There was no place to hide. No trees. Out here on the eastern side of Washington, the topography was a lot flatter, and a lot browner underneath the skiffs of crystalline snow. You could see for miles and miles. Especially with a good pair of binoculars.
He returned his attention to the bleak parking lot surrounding SeedGenix’s headquarters building on the outskirts of Pasco, Washington. Neat rows of cars baking in the weak winter sunlight, their paint oxidizing to chalky powder. It’d get bitterly cold the moment the sun went down—a dry sort of hacking cold that seemed to numb the whole town into somnolence. Or drunken mindlessness.
He should know. He’d spent the past two nights moving from tavern to tavern, having noted and followed and plotted the routes of at least twenty different cars from the SeedGenix parking lot at quitting time. About fifty percent of the employees seemed to go straight home, to spouses and kids and split-level ranch houses with respectable yards and mortgages. They weren’t the people he wanted to talk to.
Hence the taverns and the jukeboxes and the desperate women clamoring for his attention, thick as thieves, clinging to his arms and begging him to dance, laughing boozy breath in his face. His stomach roiled at the thought of another night spent working his way through a series of awkward conversations and confrontations with extremely reluctant employees once the
y realized he wasn’t at the bar for a good time. Ms. Oliphant’s sketches hadn’t gotten him anywhere, yet.
What he needed was someone disenfranchised, someone whose entire livelihood wasn’t contingent upon their job, preferably someone without dependents. Someone whose moral conscience wasn’t biased by pecuniary considerations. Those people were hard to come by.

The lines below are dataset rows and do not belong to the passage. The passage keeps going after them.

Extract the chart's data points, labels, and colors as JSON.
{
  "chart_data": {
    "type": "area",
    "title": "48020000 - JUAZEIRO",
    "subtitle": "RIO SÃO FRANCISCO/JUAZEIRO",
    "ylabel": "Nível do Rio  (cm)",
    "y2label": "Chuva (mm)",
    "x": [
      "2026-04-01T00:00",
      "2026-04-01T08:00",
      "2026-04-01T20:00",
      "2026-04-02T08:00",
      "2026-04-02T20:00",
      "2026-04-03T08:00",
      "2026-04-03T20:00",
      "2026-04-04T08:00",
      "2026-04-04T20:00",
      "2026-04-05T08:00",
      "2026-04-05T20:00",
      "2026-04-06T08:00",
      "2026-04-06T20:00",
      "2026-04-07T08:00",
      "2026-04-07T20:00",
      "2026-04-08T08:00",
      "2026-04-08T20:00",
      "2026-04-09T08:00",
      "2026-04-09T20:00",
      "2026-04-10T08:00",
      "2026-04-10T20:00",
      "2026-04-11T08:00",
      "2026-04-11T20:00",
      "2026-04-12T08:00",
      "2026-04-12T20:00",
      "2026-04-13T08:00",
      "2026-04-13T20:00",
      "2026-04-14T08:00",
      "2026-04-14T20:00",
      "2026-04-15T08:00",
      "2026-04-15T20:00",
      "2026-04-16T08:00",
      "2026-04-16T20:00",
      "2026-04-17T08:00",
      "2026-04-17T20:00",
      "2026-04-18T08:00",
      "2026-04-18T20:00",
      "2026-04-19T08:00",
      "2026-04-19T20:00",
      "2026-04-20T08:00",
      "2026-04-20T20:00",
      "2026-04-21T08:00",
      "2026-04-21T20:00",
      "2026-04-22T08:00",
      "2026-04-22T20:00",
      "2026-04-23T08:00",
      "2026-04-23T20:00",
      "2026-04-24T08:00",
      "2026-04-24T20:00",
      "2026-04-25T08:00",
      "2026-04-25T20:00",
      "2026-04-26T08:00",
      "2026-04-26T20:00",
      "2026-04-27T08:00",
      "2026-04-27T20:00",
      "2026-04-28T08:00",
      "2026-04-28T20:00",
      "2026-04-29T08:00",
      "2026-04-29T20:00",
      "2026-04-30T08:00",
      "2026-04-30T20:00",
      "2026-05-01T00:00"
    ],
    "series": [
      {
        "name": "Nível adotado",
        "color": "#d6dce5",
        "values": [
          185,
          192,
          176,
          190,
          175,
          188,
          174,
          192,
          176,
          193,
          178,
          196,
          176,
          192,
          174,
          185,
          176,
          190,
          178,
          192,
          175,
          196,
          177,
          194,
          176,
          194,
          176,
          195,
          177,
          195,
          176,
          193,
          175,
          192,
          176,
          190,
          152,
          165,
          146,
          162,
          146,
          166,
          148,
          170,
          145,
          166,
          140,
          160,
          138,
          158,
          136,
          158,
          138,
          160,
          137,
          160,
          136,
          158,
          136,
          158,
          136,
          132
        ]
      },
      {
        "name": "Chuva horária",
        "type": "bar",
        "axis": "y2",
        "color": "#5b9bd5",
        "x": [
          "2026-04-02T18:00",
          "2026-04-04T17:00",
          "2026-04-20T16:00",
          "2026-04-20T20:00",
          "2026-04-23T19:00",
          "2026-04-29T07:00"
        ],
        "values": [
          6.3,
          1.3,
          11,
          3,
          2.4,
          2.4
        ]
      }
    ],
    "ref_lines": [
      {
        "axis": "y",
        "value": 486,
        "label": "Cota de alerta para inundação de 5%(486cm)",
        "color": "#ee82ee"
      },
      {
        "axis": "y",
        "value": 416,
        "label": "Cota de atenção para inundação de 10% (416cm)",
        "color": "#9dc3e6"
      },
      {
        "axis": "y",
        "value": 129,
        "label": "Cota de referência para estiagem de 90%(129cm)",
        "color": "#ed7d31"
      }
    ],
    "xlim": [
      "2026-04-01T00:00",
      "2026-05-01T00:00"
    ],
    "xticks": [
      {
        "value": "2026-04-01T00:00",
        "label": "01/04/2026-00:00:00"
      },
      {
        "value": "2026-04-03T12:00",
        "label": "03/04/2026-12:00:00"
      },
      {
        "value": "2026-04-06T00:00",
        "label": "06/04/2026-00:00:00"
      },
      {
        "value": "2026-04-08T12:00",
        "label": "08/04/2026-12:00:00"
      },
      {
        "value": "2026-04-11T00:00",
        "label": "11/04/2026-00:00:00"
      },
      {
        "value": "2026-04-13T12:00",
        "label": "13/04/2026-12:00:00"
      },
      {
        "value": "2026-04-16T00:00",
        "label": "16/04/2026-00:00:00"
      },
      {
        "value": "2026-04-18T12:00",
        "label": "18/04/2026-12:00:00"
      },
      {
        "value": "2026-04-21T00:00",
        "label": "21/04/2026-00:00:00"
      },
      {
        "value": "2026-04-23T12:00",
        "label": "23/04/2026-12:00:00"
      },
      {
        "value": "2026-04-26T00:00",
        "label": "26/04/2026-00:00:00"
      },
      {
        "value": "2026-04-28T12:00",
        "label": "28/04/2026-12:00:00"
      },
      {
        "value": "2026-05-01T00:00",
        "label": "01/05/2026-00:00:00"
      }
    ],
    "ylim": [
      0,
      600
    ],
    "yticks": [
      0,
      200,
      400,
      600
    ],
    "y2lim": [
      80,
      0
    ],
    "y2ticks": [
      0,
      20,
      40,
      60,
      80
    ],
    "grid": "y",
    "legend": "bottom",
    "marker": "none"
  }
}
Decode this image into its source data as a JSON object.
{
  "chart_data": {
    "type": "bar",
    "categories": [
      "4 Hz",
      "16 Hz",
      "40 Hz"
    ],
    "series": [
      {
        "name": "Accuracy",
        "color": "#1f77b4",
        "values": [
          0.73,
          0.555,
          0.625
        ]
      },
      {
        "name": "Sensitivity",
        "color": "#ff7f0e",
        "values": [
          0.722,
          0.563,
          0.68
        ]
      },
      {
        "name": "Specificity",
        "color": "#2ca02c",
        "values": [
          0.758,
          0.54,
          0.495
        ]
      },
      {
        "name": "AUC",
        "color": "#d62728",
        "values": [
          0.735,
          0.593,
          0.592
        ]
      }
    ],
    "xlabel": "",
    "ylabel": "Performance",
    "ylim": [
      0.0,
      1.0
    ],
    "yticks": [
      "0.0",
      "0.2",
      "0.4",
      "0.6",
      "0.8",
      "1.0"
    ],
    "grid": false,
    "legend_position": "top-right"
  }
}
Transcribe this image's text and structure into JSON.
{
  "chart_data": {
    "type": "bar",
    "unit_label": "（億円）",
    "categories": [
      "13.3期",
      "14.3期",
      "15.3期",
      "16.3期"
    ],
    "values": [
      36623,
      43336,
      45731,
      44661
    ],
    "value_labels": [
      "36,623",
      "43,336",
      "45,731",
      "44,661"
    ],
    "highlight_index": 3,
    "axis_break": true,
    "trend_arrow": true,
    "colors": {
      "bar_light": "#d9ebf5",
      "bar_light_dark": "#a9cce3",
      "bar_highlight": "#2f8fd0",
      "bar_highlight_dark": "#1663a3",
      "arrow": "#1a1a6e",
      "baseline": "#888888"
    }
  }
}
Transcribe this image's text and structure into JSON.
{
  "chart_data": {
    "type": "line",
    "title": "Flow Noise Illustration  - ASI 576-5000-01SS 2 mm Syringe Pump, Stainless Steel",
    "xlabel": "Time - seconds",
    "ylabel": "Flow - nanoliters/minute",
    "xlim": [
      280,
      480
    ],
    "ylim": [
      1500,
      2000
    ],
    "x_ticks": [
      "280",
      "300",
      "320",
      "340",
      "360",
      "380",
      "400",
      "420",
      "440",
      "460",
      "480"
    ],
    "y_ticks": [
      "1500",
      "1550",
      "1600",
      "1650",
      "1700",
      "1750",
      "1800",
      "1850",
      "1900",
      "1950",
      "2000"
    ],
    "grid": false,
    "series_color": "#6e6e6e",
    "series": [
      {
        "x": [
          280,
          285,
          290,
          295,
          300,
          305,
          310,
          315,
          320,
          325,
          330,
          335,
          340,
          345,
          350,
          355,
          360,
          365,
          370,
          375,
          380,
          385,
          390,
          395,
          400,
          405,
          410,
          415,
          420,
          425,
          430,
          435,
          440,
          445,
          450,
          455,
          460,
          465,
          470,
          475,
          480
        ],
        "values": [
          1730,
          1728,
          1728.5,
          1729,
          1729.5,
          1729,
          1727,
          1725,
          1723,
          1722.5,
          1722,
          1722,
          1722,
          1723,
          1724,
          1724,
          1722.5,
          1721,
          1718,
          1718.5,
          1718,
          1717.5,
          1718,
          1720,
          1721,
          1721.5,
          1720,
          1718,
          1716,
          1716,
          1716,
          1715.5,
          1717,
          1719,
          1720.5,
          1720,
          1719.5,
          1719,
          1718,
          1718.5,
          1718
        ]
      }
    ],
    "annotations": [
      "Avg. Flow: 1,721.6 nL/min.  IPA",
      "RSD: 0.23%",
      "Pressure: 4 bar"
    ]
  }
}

He’d just about memorized the SeedGenix web page that showed the portraits and positivity-enhanced bios of department heads, but he’d probably need to corner a lowlier, rank-and-file employee. But it’d have to be the right rank-and-file employee, someone who knew something and was willing to share the information. Because all the SeedGenix information he’d been able to find in the public domain was full of corporate speakeasy language—big, optimistic, future-expanding words that promised little and apparently satisfied the legal department’s strict censure. Promises that couldn’t be pinned down. Forecasts with prevailing loopholes. A whole lot of nothing concrete.
His idea was such a long shot that he was a little surprised Sheriff Marge had let him pursue it this far, this long, when the department was stretched as thin as it was. She’d shared his intuition, though. Probably because it was a variant of the old standard—follow the money.
Two minutes to quitting time—the SeedGenix parking lot was about to suffer its daily mass exodus. And he didn’t want to make that approaching sheriff’s deputy think he was leading him on some sort of cowboy car chase.
The engine in his pickup turned over with a reliable chug, and he eased his foot off the brake. An orderly retreat, two minutes out, then he’d be mingled in with the departing stampede from SeedGenix and pick out his next mark.
oOo
She was frumpy, and she was grocery shopping. Two entirely promising traits.
She bought her clothes from one of those stores that does all the color coordinating for you and sells complete outfits instead of individual pieces. The clunky beads in her necklace were the exact same shade of dusty-orange-pink as the oversized flowers that cascaded over the left shoulder of her cardigan like a big, fake corsage. Her pointy patent shoes, more appropriate for sitting in an office than for tromping through a dark, icy parking lot and into the climate-controlled Muzak of Smithers’ IGA, were dyed to match. It was a uniform of sorts, nearly regimented enough to compete with his usual khakis, or any of the uniforms he’d worn in the Army previously.